There‘s all kinds of perspectives you can take. It helps to step out of your comfort zone: go economical, the political left or right, consider technology, look at a personal scale or take a step back and look at the larger perspective; look at data and look at historical points of view. You‘ll see that you’ve quickly collected many perspectives to approach your topic!

Lateral thinking

Not everyone‘s got a brain that‘s easily that creative. A method we love for brainstorming KontextMaps, is physician and psychologist Edward De Bono‘s idea of lateral thinking: problem solving in a creative and indirect way. Take your idea and flip it over, completely. When he first discussed this technique in 1967, he promoted the Judgment of Solomon as the example. This story from the bible might ring a bell: king Solomon suggested cutting a baby in half when two women claimed to be its mom, only for the real mom to beg to give the baby away instead of killing it.

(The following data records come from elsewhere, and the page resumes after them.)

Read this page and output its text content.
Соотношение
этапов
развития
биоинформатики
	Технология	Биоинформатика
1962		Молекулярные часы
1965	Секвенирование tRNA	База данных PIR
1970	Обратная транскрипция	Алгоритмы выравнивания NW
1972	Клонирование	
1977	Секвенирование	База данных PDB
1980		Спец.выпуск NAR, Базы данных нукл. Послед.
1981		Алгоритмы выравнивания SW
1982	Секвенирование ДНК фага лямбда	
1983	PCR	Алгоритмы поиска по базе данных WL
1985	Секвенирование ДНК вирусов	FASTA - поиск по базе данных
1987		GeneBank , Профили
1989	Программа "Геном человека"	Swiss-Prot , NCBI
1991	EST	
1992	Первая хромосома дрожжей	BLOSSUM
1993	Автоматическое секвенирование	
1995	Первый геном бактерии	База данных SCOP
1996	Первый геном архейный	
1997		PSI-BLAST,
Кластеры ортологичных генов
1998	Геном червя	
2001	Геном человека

Basically, lateral thinking revolves around taking initially absurd viewpoints, to come to great results. Still to abstract for you? A famous way to apply it is via the six thinking hats of De Bono. Although this method is often used in group brainstorming, a single person can also „wear the hats“ to establish different viewpoints.

Connecting and de-connecting

Now, we‘ll put our main topic on the map and surround them by the sub-topics. What can we connect? Draw lines and develop your different aspects. But also sometimes take a step back? Does a certain connection really make sense? Or is there something else that needs to go in between?

„Chunking„ your info in these bite-sized pieces has many benefits. When information is broken down, we can absorb more units in our working memory, but also into our long-term memory If the chunks are well thought through, they are easier to learn and recall. Want an example of how we broke down a big, seemingly daunting topic into smaller, consumable chunks that are interconnected? We‘ve detailed how we developed our 5G KontextMap here.

Dive in

Now, it‘s time to really dive in. We‘ve created a KontextMap with a main idea and several chunked down aspects, but there‘s more (fun!) work to do. Each perspective has it‘s own necessary info, and those info‘s might have even more. How were those weather tools created? How do they work? And what is it that they exactly measure? That‘s just one of the ways you could elaborate on the ‚tool‘ aspect of your weather forecasting map.

Taking it to the next level, we add layers and in this way create a hierarchy in the KontextMap. This will result in a KontextMap that is structured in three different dimensions: topic wise; aspect from different perspectives; and layered hierarchy. You‘ve created both clarity and depth.